Dilemas da doação de órgãos

Enviada em 24/10/2019

A série brasileira Sob Pressão, produzida pela Rede Globo, tematiza os dramas vivenciados por médicos e pacientes no Sistema Único de Saúde (SUS). Em um de seus episódios, os familiares de um paciente recusam-se a ceder os órgãos deste para doação. Fora da ficção, no Brasil hodierno, um grande contingente de famílias vive o dilema: doar o não doar os órgãos de seus entes falecidos? Essa conjuntura é agravada pela falta de informações claras do estado acerca do processo de doação aliada ao individualismo arraigado no tecido social.

Primordialmente, convém destacar que a Constituição Federal atribui ao Estado a função de prover saúde para todos os cidadãos. Entretanto, essa instituição social restruge esse direito básico uma vez que cerca de 30 mil pessoas estão à espera de um novo órgão. Esse fato, divulgado pelo Ministério da Saúde, tem como causa fulcral a omissão estatal em esclarecer a população sobre o processo de doação. Dessa forma, o Poder Público contribui para a perpetuação de mitos a respeito do assunto o que torna diminuto o número de doações.

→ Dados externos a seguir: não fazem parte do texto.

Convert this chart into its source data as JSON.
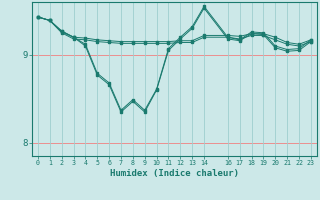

Outrossim, também é válido salientar que o individualismo estabelecido na sociedade contribui para a decisão de não doar. Nesse contexto, o filósofo Zygmunt Bauman, em sua obra Modernidade Líquida, afirma que no cenário contemporâneo o imediatismo e o individualismo dificultam atos altruístas. Nesse sentido, segundo a Associação Brasileira de Transplante de Órgãos (ABTO), 43% dos familiares não autorizam a retirada de partes do corpo de seus parentes falecidos para transplantes. Assim, essa atitude egoísta aumenta o tempo de espera daqueles que aguardam na fila de transplantes e o que ocasiona a morte de diversos cidadãos.

Dessarte, são necessárias medidas que mitiguem os obstáculos para a resolução do problema. Portanto, é indispensável que o Ministério da Saúde informe a população sobre o processo de doação de órgãos. Isso deverá ser feito por meio de campanhas publicitárias veiculadas nas grandes mídias com a finalidade de elucidar os cidadãos acerca dos mitos que cercam a temática. Assim, será mais fácil para os familiares optarem por doar os órgãos de seus parentes. Além disso, é imprescindível combater os efeitos do individualismo que impede a oferta de órgãos. Para isso, o Ministério da Educação (MEC), deve promover nas escolas atividades lúdicas para crianças e jovens a fim de que estes encorajem seus familiares a se tornarem doadores. Somente assim, o dilema doar ou não terá uma resposta positiva e situações como as de Sob Pressão estarão presentes apenas na ficção.